With pace of play and the complexity of on-field strategy at all time highs, the modern sporting arena is now one of increasing complexity. Borrowing again from Epstein, sports are now much more akin to the “wicked” environments common to life itself: settings and fields in which rules are unclear or incomplete, feedback is delayed or missing, and patterns are hard to identify or non-repetitive.
And as the games change, so too must the people that play them. The modern athlete is now tasked with more than at any point before in the history of sports. All at the same time they are being asked to compete against counterparts that are bigger, faster, and stronger than we have seen to date. Add all these factors up and you will find an environment that is not only ripe for generalism but one that demands it - the messier the games get, the more solutions one needs to possess in order to play them. And so, as the traditional boundaries of sport continue to fall to the way-side, the one-trick pony seems to be on its way out the door. The more dynamic and versatile the player, the better.
This is generally true across all of sport, but football serves as a particularly interesting case study. Because as one of the few sports that puts players solely on one side of the ball or the other, it would appear to be one of the last strongholds in athletics where specialization still reigns king. You either play offense or defense, but you don’t do both.
At least until Travis Hunter came around. And that is exactly what made this year’s Heisman race so utterly fascinating: in a sport that has hung its hat on specialists competing against specialists, the generalist took home the crown. Hunter broke the mold, and in a rare turn of fate, he was appropriately rewarded.
And in doing so, it is entirely possible that he may be the force that pushes the game of football back in lock-step with its sporting counterparts as it relates to the value of the generalist. Why? Because when someone does something for the first time, the rest of us start to view that same feat as something we can be capable of ourselves. Which in turn leads us to do the most important thing of all: try.

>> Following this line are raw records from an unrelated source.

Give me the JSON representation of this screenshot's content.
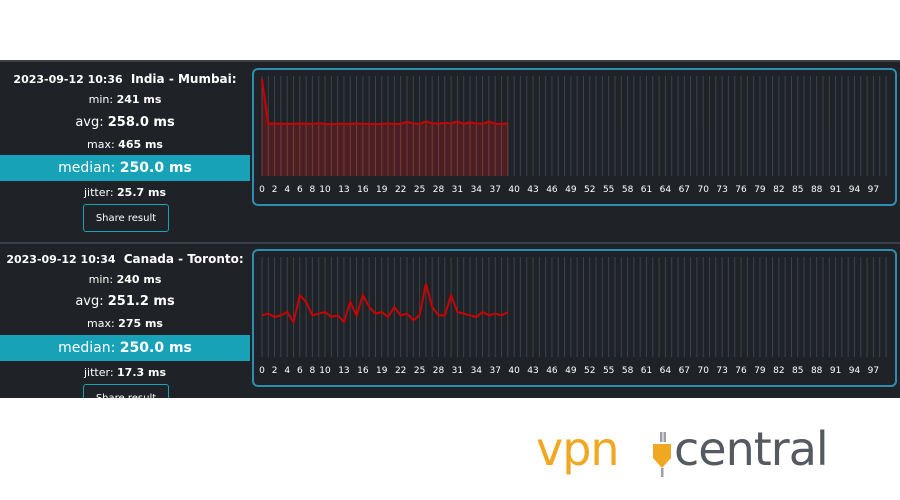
{
  "results": [
    {
      "timestamp": "2023-09-12 10:36",
      "location": "India - Mumbai:",
      "min_label": "min:",
      "min_value": "241 ms",
      "avg_label": "avg:",
      "avg_value": "258.0 ms",
      "max_label": "max:",
      "max_value": "465 ms",
      "median_label": "median:",
      "median_value": "250.0 ms",
      "jitter_label": "jitter:",
      "jitter_value": "25.7 ms",
      "share_label": "Share result"
    },
    {
      "timestamp": "2023-09-12 10:34",
      "location": "Canada - Toronto:",
      "min_label": "min:",
      "min_value": "240 ms",
      "avg_label": "avg:",
      "avg_value": "251.2 ms",
      "max_label": "max:",
      "max_value": "275 ms",
      "median_label": "median:",
      "median_value": "250.0 ms",
      "jitter_label": "jitter:",
      "jitter_value": "17.3 ms",
      "share_label": "Share result"
    }
  ],
  "chart_data": [
    {
      "type": "line",
      "series_color": "#cc0000",
      "fill": true,
      "x_ticks": [
        "0",
        "2",
        "4",
        "6",
        "8",
        "10",
        "13",
        "16",
        "19",
        "22",
        "25",
        "28",
        "31",
        "34",
        "37",
        "40",
        "43",
        "46",
        "49",
        "52",
        "55",
        "58",
        "61",
        "64",
        "67",
        "70",
        "73",
        "76",
        "79",
        "82",
        "85",
        "88",
        "91",
        "94",
        "97"
      ],
      "x_max": 99,
      "y_range": [
        0,
        480
      ],
      "values": [
        465,
        250,
        252,
        250,
        251,
        250,
        252,
        251,
        250,
        253,
        250,
        249,
        250,
        251,
        250,
        252,
        250,
        251,
        249,
        250,
        252,
        250,
        251,
        260,
        252,
        250,
        262,
        253,
        251,
        255,
        252,
        262,
        250,
        258,
        252,
        250,
        262,
        251,
        250,
        252
      ]
    },
    {
      "type": "line",
      "series_color": "#cc0000",
      "fill": false,
      "x_ticks": [
        "0",
        "2",
        "4",
        "6",
        "8",
        "10",
        "13",
        "16",
        "19",
        "22",
        "25",
        "28",
        "31",
        "34",
        "37",
        "40",
        "43",
        "46",
        "49",
        "52",
        "55",
        "58",
        "61",
        "64",
        "67",
        "70",
        "73",
        "76",
        "79",
        "82",
        "85",
        "88",
        "91",
        "94",
        "97"
      ],
      "x_max": 99,
      "y_range": [
        225,
        285
      ],
      "values": [
        250,
        251,
        249,
        250,
        252,
        246,
        262,
        258,
        250,
        251,
        252,
        249,
        250,
        246,
        258,
        250,
        262,
        255,
        251,
        252,
        249,
        255,
        250,
        251,
        247,
        250,
        269,
        255,
        250,
        250,
        262,
        252,
        251,
        250,
        249,
        252,
        250,
        251,
        250,
        252
      ]
    }
  ],
  "brand": {
    "part1": "vpn",
    "part2": "central",
    "accent": "#f0a823",
    "text_color": "#555a60"
  }
}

I can promise you this: all over the world on Saturday night, there were kids watching as Travis Hunter - college football’s ultimate generalist - was honored with the sport’s most prestigious award. For the ones that were, what they saw was a unicorn standing at the podium in the flesh, a walking representation of the fact that artificial boxes and labels need not exist. And I’ll be damned if at least one of them didn’t think to themselves that they wanted to do something like that too.
Now, that is not to say that there will be a bevy of Travis Hunter’s to come in the future of the sport - he is a generational athletic talent, after all, and few are likely capable of reaching the heights he rose to in the 2024 season.

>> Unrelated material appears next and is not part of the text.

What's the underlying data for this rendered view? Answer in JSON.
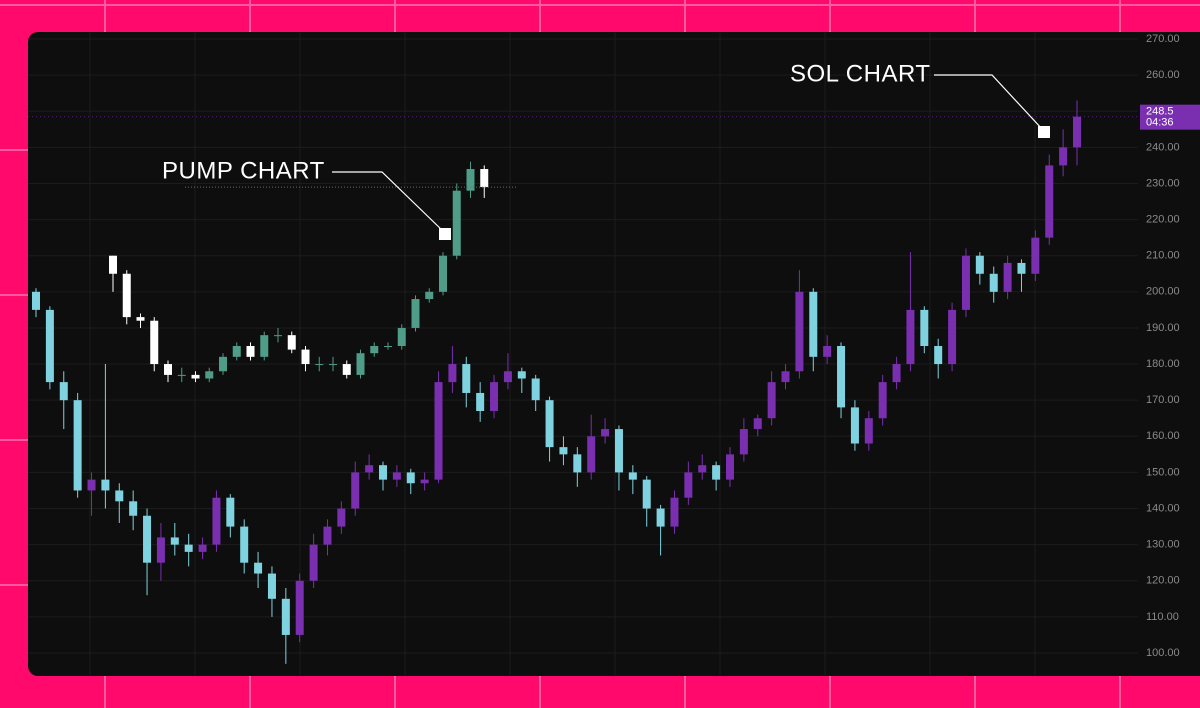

But regardless of who may or may not follow in his footsteps, Hunter’s win on Saturday night was a shining example of one of the world’s core truths: the world need not belong solely to the specialists.
The generalists get a say, too - in sports, just as in life. And when they get the chance to speak with their play on the field we’d all do well to pay attention, because their voices might carry more power behind them than you’d initially think.